Technology Making Environmental Silence And Censorship Impossible
Last month, BP initially balked at congressional requests to live stream the Gulf oil gusher. Rep. Ed Markey persisted, using public pressure and shaming, and BP finally relented. Since then, the world has been able to watch in horror as now an estimated 60,000 barrels of oil spew into the Gulf every day. In Japan, the producers of the Oscar-winning "The Cove" have come under attack by right wing forces trying to stop the documentary about the slaughter of dolphins from being screened in Tokyo. Technology is not allowing the protestors to prevail.In total, three theaters in Tokyo have canceled screenings, meaning that no theater in Japan's capitol is showing the film. But on Thursday, the Japanese film's distributor, Unplugged Inc., announced that it will show the film free online to 2,000 viewers.
The film has stirred much online debate in Japan, even though most people commenting on it have not seen the film, said a company official from Unplugged, citing the distributor's president Takeshi Kato.
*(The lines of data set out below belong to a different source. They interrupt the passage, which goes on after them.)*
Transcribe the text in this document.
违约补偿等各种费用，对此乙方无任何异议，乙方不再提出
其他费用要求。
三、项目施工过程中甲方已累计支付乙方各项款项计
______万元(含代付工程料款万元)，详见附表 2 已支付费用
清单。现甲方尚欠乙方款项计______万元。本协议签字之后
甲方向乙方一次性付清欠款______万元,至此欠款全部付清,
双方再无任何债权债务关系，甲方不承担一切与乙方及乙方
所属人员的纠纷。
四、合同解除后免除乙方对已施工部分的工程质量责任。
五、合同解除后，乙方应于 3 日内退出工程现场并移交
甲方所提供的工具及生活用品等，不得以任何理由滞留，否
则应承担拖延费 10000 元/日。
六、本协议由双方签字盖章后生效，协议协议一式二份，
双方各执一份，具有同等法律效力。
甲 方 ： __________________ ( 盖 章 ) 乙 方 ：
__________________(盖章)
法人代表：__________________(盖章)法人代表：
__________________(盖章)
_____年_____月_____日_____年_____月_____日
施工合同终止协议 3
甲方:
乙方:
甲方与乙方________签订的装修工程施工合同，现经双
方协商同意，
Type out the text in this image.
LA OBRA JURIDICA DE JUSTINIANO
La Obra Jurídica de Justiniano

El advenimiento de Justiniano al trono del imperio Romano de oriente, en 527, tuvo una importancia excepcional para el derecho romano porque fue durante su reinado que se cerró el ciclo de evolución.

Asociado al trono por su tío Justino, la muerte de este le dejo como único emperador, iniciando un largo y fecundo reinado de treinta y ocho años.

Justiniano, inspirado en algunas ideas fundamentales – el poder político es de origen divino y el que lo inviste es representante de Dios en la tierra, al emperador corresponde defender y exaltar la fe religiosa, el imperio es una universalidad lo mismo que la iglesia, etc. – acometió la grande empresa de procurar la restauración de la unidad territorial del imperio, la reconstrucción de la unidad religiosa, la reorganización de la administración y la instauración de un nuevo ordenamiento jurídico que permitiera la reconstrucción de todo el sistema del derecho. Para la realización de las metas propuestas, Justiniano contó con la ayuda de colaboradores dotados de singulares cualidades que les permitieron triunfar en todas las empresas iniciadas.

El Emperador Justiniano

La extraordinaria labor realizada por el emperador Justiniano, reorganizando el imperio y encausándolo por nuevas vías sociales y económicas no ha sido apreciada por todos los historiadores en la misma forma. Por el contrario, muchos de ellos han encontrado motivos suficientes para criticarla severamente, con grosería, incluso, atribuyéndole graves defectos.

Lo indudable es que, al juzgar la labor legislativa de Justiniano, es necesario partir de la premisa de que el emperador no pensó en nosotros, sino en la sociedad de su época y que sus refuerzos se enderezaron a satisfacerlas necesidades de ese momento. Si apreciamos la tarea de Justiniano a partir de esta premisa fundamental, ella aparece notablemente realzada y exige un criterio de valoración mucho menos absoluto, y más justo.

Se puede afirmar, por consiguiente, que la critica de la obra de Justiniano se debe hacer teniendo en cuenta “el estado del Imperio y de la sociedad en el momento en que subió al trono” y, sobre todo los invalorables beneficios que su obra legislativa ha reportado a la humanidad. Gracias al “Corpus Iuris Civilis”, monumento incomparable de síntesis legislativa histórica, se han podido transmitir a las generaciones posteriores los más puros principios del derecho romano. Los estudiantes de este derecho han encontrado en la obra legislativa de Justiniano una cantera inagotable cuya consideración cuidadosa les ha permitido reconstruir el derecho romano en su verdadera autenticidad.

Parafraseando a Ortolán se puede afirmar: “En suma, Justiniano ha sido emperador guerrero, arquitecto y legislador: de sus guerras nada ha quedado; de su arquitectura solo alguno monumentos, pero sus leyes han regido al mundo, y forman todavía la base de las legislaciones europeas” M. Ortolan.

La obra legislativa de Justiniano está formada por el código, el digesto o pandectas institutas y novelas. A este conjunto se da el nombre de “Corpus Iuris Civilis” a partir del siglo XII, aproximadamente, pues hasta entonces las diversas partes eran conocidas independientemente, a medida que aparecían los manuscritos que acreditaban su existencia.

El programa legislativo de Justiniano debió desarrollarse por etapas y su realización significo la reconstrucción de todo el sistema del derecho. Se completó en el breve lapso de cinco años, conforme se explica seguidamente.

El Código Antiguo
"People discussing the film on the Internet are talking without having watched it, and it seems they don't understand its meaning," he said. "It's okay to support or oppose the film, but we hope that will be discussed after people watch the film."
Without sounding to sanctimonous, free societies depend on the free exchange of ideas. We all should applaud Unplugged Inc. for pushing back on the protestors and getting the story of the dolphin hunt in Taiji out to the public. Likewise, Ed Markey is hero in my book for pushing BP to have full disclosure.